Different Approaches to Big Data Analysis

Statistics for Big Data For Dummies

In many cases, big data analysis will be represented to the end user through reports and visualizations. Because the raw data can be incomprehensively varied, you will have to rely on analysis tools and techniques to help present the data in meaningful ways.

New applications are coming available and will fall broadly into two categories: custom or semi-custom.

Custom applications for big data analysis

In general, a custom application is created for a specific purpose or a related set of purposes. For big data analysis, the purpose of custom application development is to speed up the time to decision or action.

R environment

The “R” environment is based on the “S” statistics and analysis language developed in the 1990s by Bell Laboratories. It is maintained by the GNU project and is available under the GNU license.

While challenging to fully comprehend, its depth and flexibility make it a compelling choice for analytics application developers and “power users.” In addition, the CRAN R project maintains a worldwide set of File Transfer Protocol and web servers with the most up-to-date versions of the R environment. A commercially supported, enterprise version of R is also available from Revolution Analytics.

More specifically, R is an integrated suite of software tools and technologies designed to create custom applications used to facilitate data manipulation, calculation, analysis, and visual display. Among other advanced capabilities, it supports

Effective data-handling and manipulation components.
Operators for calculations on arrays and other types of ordered data.
Tools specific to a wide variety of data analyses.
Advanced visualization capabilities.
S programming language designed by programmers, for programmers with many familiar constructs, including conditionals, loops, user-defined recursive functions, and a broad range of input and output facilities.

R is well suited to single-use, custom applications for analysis of big data sources.

Google Prediction API

The Google Prediction API is an example of an emerging class of big data analysis application tools. It is available on the Google developers website and is well documented and provided with several mechanisms for access using different programming languages. To help you get started, it is freely available for six months.

The Prediction API is fairly simple. It looks for patterns and matches them to proscriptive, prescriptive, or other existing patterns. While performing its pattern matching, it also “learns.” The more you use it, the smarter it gets.

Prediction is implemented as a RESTful API with language support for .NET, Java, PHP, JavaScript, Python, Ruby, and many others. Google also provides scripts for accessing the API as well as a client library for R.

Predictive analysis is one of the most powerful potential capabilities of big data, and the Google Prediction API is a very useful tool for creating custom applications.

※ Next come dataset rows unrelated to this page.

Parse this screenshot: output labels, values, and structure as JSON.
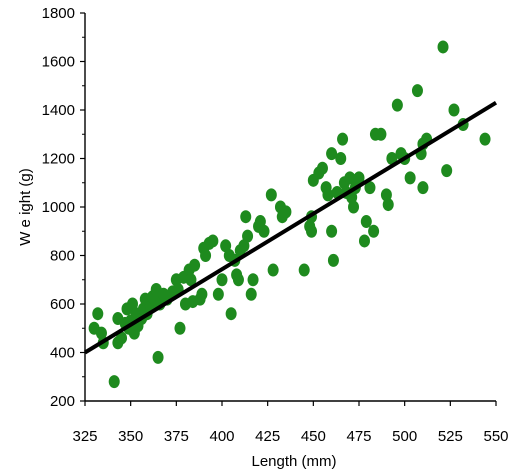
{
  "chart_data": {
    "type": "scatter",
    "xlabel": "Length (mm)",
    "ylabel": "W e ight  (g)",
    "xlim": [
      325,
      550
    ],
    "ylim": [
      200,
      1800
    ],
    "x_ticks": [
      325,
      350,
      375,
      400,
      425,
      450,
      475,
      500,
      525,
      550
    ],
    "y_ticks": [
      200,
      400,
      600,
      800,
      1000,
      1200,
      1400,
      1600,
      1800
    ],
    "grid": false,
    "legend": "none",
    "point_color": "#1e8a1e",
    "line_color": "#000000",
    "trendline": {
      "x": [
        325,
        550
      ],
      "y": [
        400,
        1430
      ]
    },
    "points": [
      {
        "x": 330,
        "y": 500
      },
      {
        "x": 332,
        "y": 560
      },
      {
        "x": 334,
        "y": 480
      },
      {
        "x": 335,
        "y": 440
      },
      {
        "x": 341,
        "y": 280
      },
      {
        "x": 343,
        "y": 540
      },
      {
        "x": 343,
        "y": 440
      },
      {
        "x": 345,
        "y": 460
      },
      {
        "x": 347,
        "y": 520
      },
      {
        "x": 348,
        "y": 580
      },
      {
        "x": 349,
        "y": 500
      },
      {
        "x": 350,
        "y": 530
      },
      {
        "x": 351,
        "y": 600
      },
      {
        "x": 352,
        "y": 480
      },
      {
        "x": 353,
        "y": 560
      },
      {
        "x": 354,
        "y": 510
      },
      {
        "x": 356,
        "y": 540
      },
      {
        "x": 357,
        "y": 580
      },
      {
        "x": 358,
        "y": 620
      },
      {
        "x": 359,
        "y": 560
      },
      {
        "x": 361,
        "y": 590
      },
      {
        "x": 362,
        "y": 630
      },
      {
        "x": 363,
        "y": 620
      },
      {
        "x": 364,
        "y": 660
      },
      {
        "x": 365,
        "y": 380
      },
      {
        "x": 366,
        "y": 600
      },
      {
        "x": 368,
        "y": 640
      },
      {
        "x": 370,
        "y": 620
      },
      {
        "x": 373,
        "y": 650
      },
      {
        "x": 375,
        "y": 700
      },
      {
        "x": 376,
        "y": 660
      },
      {
        "x": 377,
        "y": 500
      },
      {
        "x": 379,
        "y": 710
      },
      {
        "x": 380,
        "y": 600
      },
      {
        "x": 382,
        "y": 740
      },
      {
        "x": 383,
        "y": 700
      },
      {
        "x": 384,
        "y": 610
      },
      {
        "x": 385,
        "y": 760
      },
      {
        "x": 388,
        "y": 620
      },
      {
        "x": 389,
        "y": 640
      },
      {
        "x": 390,
        "y": 830
      },
      {
        "x": 391,
        "y": 800
      },
      {
        "x": 393,
        "y": 850
      },
      {
        "x": 395,
        "y": 860
      },
      {
        "x": 398,
        "y": 640
      },
      {
        "x": 400,
        "y": 700
      },
      {
        "x": 402,
        "y": 840
      },
      {
        "x": 404,
        "y": 800
      },
      {
        "x": 405,
        "y": 560
      },
      {
        "x": 407,
        "y": 780
      },
      {
        "x": 408,
        "y": 720
      },
      {
        "x": 409,
        "y": 700
      },
      {
        "x": 410,
        "y": 820
      },
      {
        "x": 412,
        "y": 840
      },
      {
        "x": 413,
        "y": 960
      },
      {
        "x": 414,
        "y": 880
      },
      {
        "x": 416,
        "y": 640
      },
      {
        "x": 417,
        "y": 700
      },
      {
        "x": 420,
        "y": 920
      },
      {
        "x": 421,
        "y": 940
      },
      {
        "x": 423,
        "y": 900
      },
      {
        "x": 427,
        "y": 1050
      },
      {
        "x": 428,
        "y": 740
      },
      {
        "x": 432,
        "y": 1000
      },
      {
        "x": 433,
        "y": 960
      },
      {
        "x": 435,
        "y": 980
      },
      {
        "x": 445,
        "y": 740
      },
      {
        "x": 448,
        "y": 920
      },
      {
        "x": 449,
        "y": 900
      },
      {
        "x": 449,
        "y": 960
      },
      {
        "x": 450,
        "y": 1110
      },
      {
        "x": 453,
        "y": 1140
      },
      {
        "x": 455,
        "y": 1160
      },
      {
        "x": 457,
        "y": 1080
      },
      {
        "x": 458,
        "y": 1050
      },
      {
        "x": 460,
        "y": 1220
      },
      {
        "x": 460,
        "y": 900
      },
      {
        "x": 461,
        "y": 780
      },
      {
        "x": 463,
        "y": 1060
      },
      {
        "x": 465,
        "y": 1200
      },
      {
        "x": 466,
        "y": 1280
      },
      {
        "x": 467,
        "y": 1100
      },
      {
        "x": 468,
        "y": 1060
      },
      {
        "x": 470,
        "y": 1120
      },
      {
        "x": 471,
        "y": 1040
      },
      {
        "x": 472,
        "y": 1000
      },
      {
        "x": 473,
        "y": 1080
      },
      {
        "x": 475,
        "y": 1120
      },
      {
        "x": 478,
        "y": 860
      },
      {
        "x": 479,
        "y": 940
      },
      {
        "x": 481,
        "y": 1080
      },
      {
        "x": 483,
        "y": 900
      },
      {
        "x": 484,
        "y": 1300
      },
      {
        "x": 487,
        "y": 1300
      },
      {
        "x": 490,
        "y": 1050
      },
      {
        "x": 491,
        "y": 1010
      },
      {
        "x": 493,
        "y": 1200
      },
      {
        "x": 496,
        "y": 1420
      },
      {
        "x": 498,
        "y": 1220
      },
      {
        "x": 500,
        "y": 1200
      },
      {
        "x": 503,
        "y": 1120
      },
      {
        "x": 507,
        "y": 1480
      },
      {
        "x": 509,
        "y": 1220
      },
      {
        "x": 510,
        "y": 1080
      },
      {
        "x": 510,
        "y": 1260
      },
      {
        "x": 512,
        "y": 1280
      },
      {
        "x": 521,
        "y": 1660
      },
      {
        "x": 523,
        "y": 1150
      },
      {
        "x": 527,
        "y": 1400
      },
      {
        "x": 532,
        "y": 1340
      },
      {
        "x": 544,
        "y": 1280
      }
    ]
  }
}
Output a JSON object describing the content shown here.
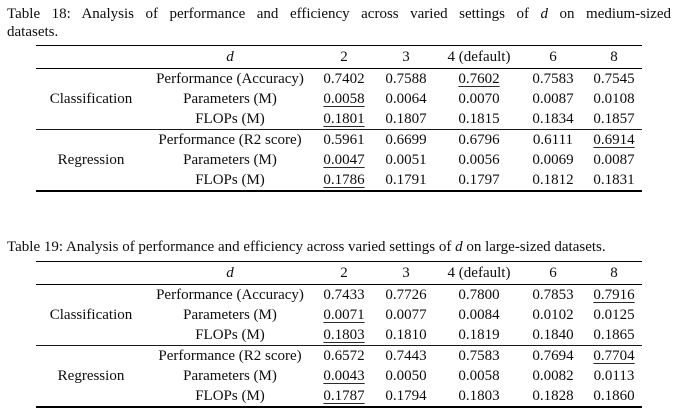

Semi-custom applications for big data analysis

In truth, what many people perceive as custom applications are actually created using “packaged” or third-party components like libraries. It is not always necessary to completely code a new application. Using packaged applications or components requires developers or analysts to write code to “knit together” these components into a working custom application. The following are reasons why this is a sound approach:

Speed to deployment: Because you don’t have to write every part of the application, the development time can be greatly reduced.
Stability: Using well-constructed, reliable, third-party components can help to make the custom application more resilient.
Better quality: Packaged components are often subject to higher quality standards because they are deployed into a wide variety of environments and domains.
More flexibility: If a better component comes along, it can be swapped into the application, extending the lifetime, adaptability, and usefulness of the custom application.

Another type of semi-custom application is one where the source code is available and is modified for a particular purpose. This can be an efficient approach because there are quite a few examples of application building blocks available to incorporate into your semi-custom application:

TA-Lib: The Technical Analysis library is used extensively by software developers who need to perform technical analysis of financial market data. It is available as open source under the BSD license, allowing it to be integrated into semi-custom applications.
JUNG: The Java Universal Network Graph framework is a library that provides a common framework for analysis and visualization of data that can be represented by a graph or network. It is useful for social network analysis, importance measures, and data mining. It is available as open source under the BSD license.
GeoTools: An open source geospatial toolkit for manipulating GIS data in many forms, analyzing spatial and non-spatial attributes or GIS data, and creating graphs and networks of the data. It is available under the GPL2 license, allowing for integration into semi-custom applications.